Rep. Charlie Rangel sat down Sean Hannity on Tuesday night to chat about President Obama‘s record thus far — and how that bodes for his re-election campaign. Rangel agreed we need to cut spending, but argued that raising revenue is also part of the solution. This triggered Hannity’s breakdown of how much he pays in taxes, concluding that it’s certainly not less than his “fair share.”
Right off the bat, Hannity and Rangel quipped back and forth about why Rangel hasn’t previously appeared on the show, with each blaming the other for not extending/accepting an invitation.
Getting past that, Hannity stated definitively, “The president’s got problems” — a statement Rangel agreed with. Hannity asked, are we better off now after three-odd years of Obama? We’re a great country in a bad spot, Rangel said, noting the solution is simple: raise revenue, cut spending. To which Hannity responded: raising revenue means raising taxes?
Rangel said it’s a carefully worded question, with Hannity countering it’s a simple one. Nonetheless, Rangel pointed to the loopholes in the tax code. Hannity said 55 percent of what he earns he gives back in taxes (totaling all local, state, federal, property taxes). “Am I overtaxed?” he asked. Not paying his fair share? Hannity said keeping 45 cents to the dollar is far from keeping more than his fair share.
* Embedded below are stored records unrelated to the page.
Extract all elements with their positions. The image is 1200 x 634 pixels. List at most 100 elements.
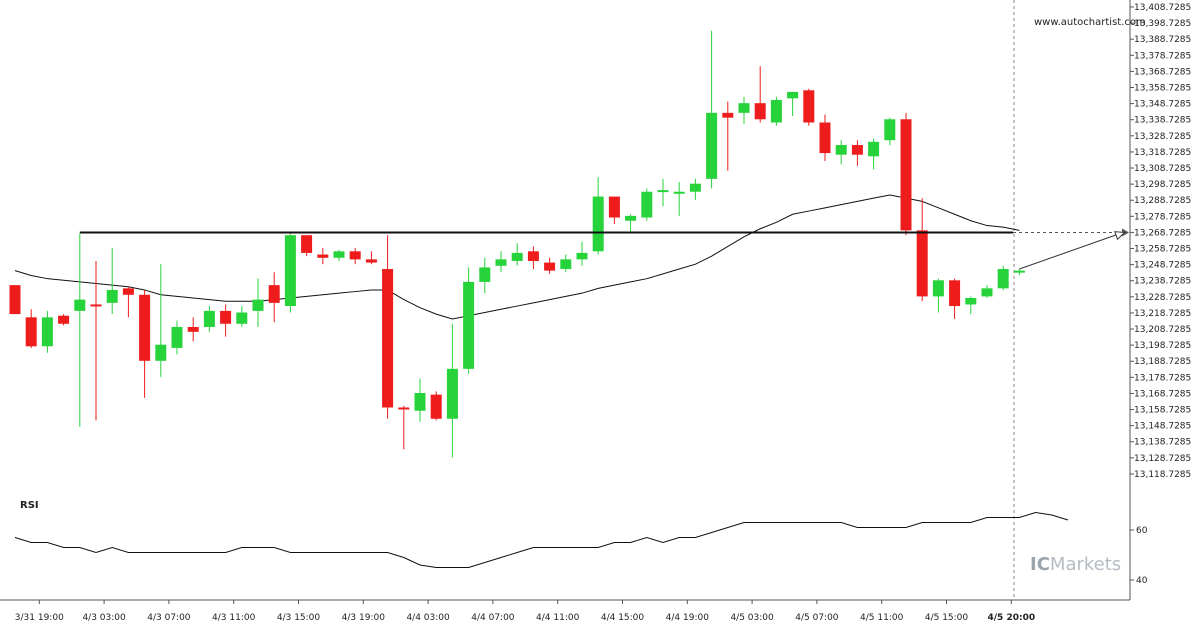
- annotation-layer: [79, 228, 1129, 270]
- bullish-candle-body: [592, 196, 604, 252]
- bullish-candle-body: [625, 215, 637, 221]
- bullish-candle-body: [252, 299, 264, 311]
- time-tick-label: 3/31 19:00: [15, 613, 64, 623]
- bullish-candle-body: [835, 145, 847, 155]
- moving-average-line: [14, 194, 1020, 320]
- bearish-candle-body: [398, 407, 410, 410]
- bullish-candle-body: [171, 326, 183, 348]
- bullish-candle-body: [965, 298, 977, 305]
- price-tick-label: 13,318.7285: [1134, 148, 1191, 158]
- bullish-candle-body: [560, 259, 572, 270]
- bearish-candle-body: [122, 288, 134, 295]
- bullish-candle-body: [997, 269, 1009, 289]
- rsi-tick-label: 60: [1136, 526, 1148, 536]
- price-tick-label: 13,178.7285: [1134, 373, 1191, 383]
- time-tick-label: 4/4 15:00: [601, 613, 645, 623]
- time-tick-label: 4/3 03:00: [82, 613, 126, 623]
- bullish-candle-body: [495, 259, 507, 266]
- bullish-candle-body: [673, 191, 685, 194]
- bullish-candle-body: [689, 183, 701, 192]
- bullish-candle-body: [41, 317, 53, 347]
- tick-label-layer: 13,408.7285 13,398.7285 13,388.7285 13,378.…: [15, 3, 1191, 623]
- bullish-candle-body: [657, 190, 669, 193]
- price-tick-label: 13,258.7285: [1134, 245, 1191, 255]
- bullish-candle-body: [738, 103, 750, 113]
- rsi-tick-label: 40: [1136, 576, 1148, 586]
- bullish-candle-body: [770, 99, 782, 123]
- bearish-candle-body: [268, 285, 280, 303]
- price-tick-label: 13,338.7285: [1134, 116, 1191, 126]
- price-tick-label: 13,358.7285: [1134, 84, 1191, 94]
- price-tick-label: 13,168.7285: [1134, 389, 1191, 399]
- time-tick-label: 4/5 03:00: [730, 613, 774, 623]
- forecast-line: [1019, 233, 1119, 270]
- time-tick-label: 4/4 07:00: [471, 613, 515, 623]
- bearish-candle-body: [9, 285, 21, 315]
- bearish-candle-body: [544, 262, 556, 271]
- time-tick-label: 4/4 03:00: [406, 613, 450, 623]
- bearish-candle-body: [25, 317, 37, 347]
- bullish-candle-body: [203, 310, 215, 327]
- bearish-candle-body: [220, 310, 232, 324]
- price-tick-label: 13,388.7285: [1134, 35, 1191, 45]
- price-tick-label: 13,208.7285: [1134, 325, 1191, 335]
- bullish-candle-body: [446, 368, 458, 419]
- price-tick-label: 13,248.7285: [1134, 261, 1191, 271]
- bearish-candle-body: [90, 304, 102, 307]
- price-tick-label: 13,308.7285: [1134, 164, 1191, 174]
- rsi-panel: [14, 511, 1134, 581]
- bullish-candle-body: [981, 288, 993, 297]
- time-tick-label: 4/3 07:00: [147, 613, 191, 623]
- bearish-candle-body: [754, 103, 766, 120]
- forecast-arrowhead: [1114, 231, 1126, 241]
- brand-prefix: IC: [1030, 554, 1050, 575]
- price-tick-label: 13,158.7285: [1134, 406, 1191, 416]
- price-tick-label: 13,328.7285: [1134, 132, 1191, 142]
- price-tick-label: 13,118.7285: [1134, 470, 1191, 480]
- price-tick-label: 13,148.7285: [1134, 422, 1191, 432]
- time-tick-label: 4/5 07:00: [795, 613, 839, 623]
- bullish-candle-body: [236, 312, 248, 324]
- price-tick-label: 13,368.7285: [1134, 67, 1191, 77]
- price-tick-label: 13,278.7285: [1134, 212, 1191, 222]
- bullish-candle-body: [155, 344, 167, 361]
- time-tick-label: 4/3 11:00: [212, 613, 256, 623]
- price-tick-label: 13,348.7285: [1134, 100, 1191, 110]
- price-tick-label: 13,408.7285: [1134, 3, 1191, 13]
- bearish-candle-body: [722, 112, 734, 118]
- price-tick-label: 13,238.7285: [1134, 277, 1191, 287]
- price-tick-label: 13,398.7285: [1134, 19, 1191, 29]
- bearish-candle-body: [187, 326, 199, 332]
- time-tick-label: 4/3 15:00: [277, 613, 321, 623]
- bearish-candle-body: [803, 90, 815, 123]
- bearish-candle-body: [139, 294, 151, 361]
- time-tick-label: 4/3 19:00: [342, 613, 386, 623]
- moving-average-layer: [14, 194, 1020, 320]
- candlestick-layer: [9, 30, 1025, 458]
- bullish-candle-body: [706, 112, 718, 179]
- bullish-candle-body: [74, 299, 86, 311]
- bullish-candle-body: [932, 280, 944, 297]
- price-tick-label: 13,288.7285: [1134, 196, 1191, 206]
- price-tick-label: 13,188.7285: [1134, 357, 1191, 367]
- price-tick-label: 13,268.7285: [1134, 228, 1191, 238]
- brand-logo: ICMarkets: [1030, 554, 1121, 575]
- bearish-candle-body: [430, 394, 442, 419]
- price-tick-label: 13,228.7285: [1134, 293, 1191, 303]
- rsi-label: RSI: [20, 500, 39, 511]
- time-tick-label: 4/4 19:00: [666, 613, 710, 623]
- price-tick-label: 13,198.7285: [1134, 341, 1191, 351]
- bearish-candle-body: [819, 122, 831, 154]
- bearish-candle-body: [58, 315, 70, 324]
- bearish-candle-body: [301, 235, 313, 253]
- bullish-candle-body: [414, 393, 426, 411]
- rsi-line: [14, 511, 1069, 568]
- bullish-candle-body: [787, 91, 799, 99]
- bullish-candle-body: [576, 252, 588, 260]
- bullish-candle-body: [463, 281, 475, 369]
- brand-suffix: Markets: [1050, 554, 1121, 575]
- bullish-candle-body: [479, 267, 491, 282]
- price-tick-label: 13,138.7285: [1134, 438, 1191, 448]
- price-tick-label: 13,218.7285: [1134, 309, 1191, 319]
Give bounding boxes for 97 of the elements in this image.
Hannity then pointed to a laundry list of Obama’s unkept promises, asking whether he’s failed. Rangel cited the state of the economy Obama inherited and how Obama saved it. The two clashed on the necessity of bailouts and how Obama’s handled the economy. The answer is not government, Hannity asserted.
The two agreed on the need to cut spending, but Rangel pressed on the additional need to raise revenue and close tax loopholes. Hannity continued to refute that he pays his fair share (doesn’t even have deductions!) — but Rangel said that’s not the case with everyone.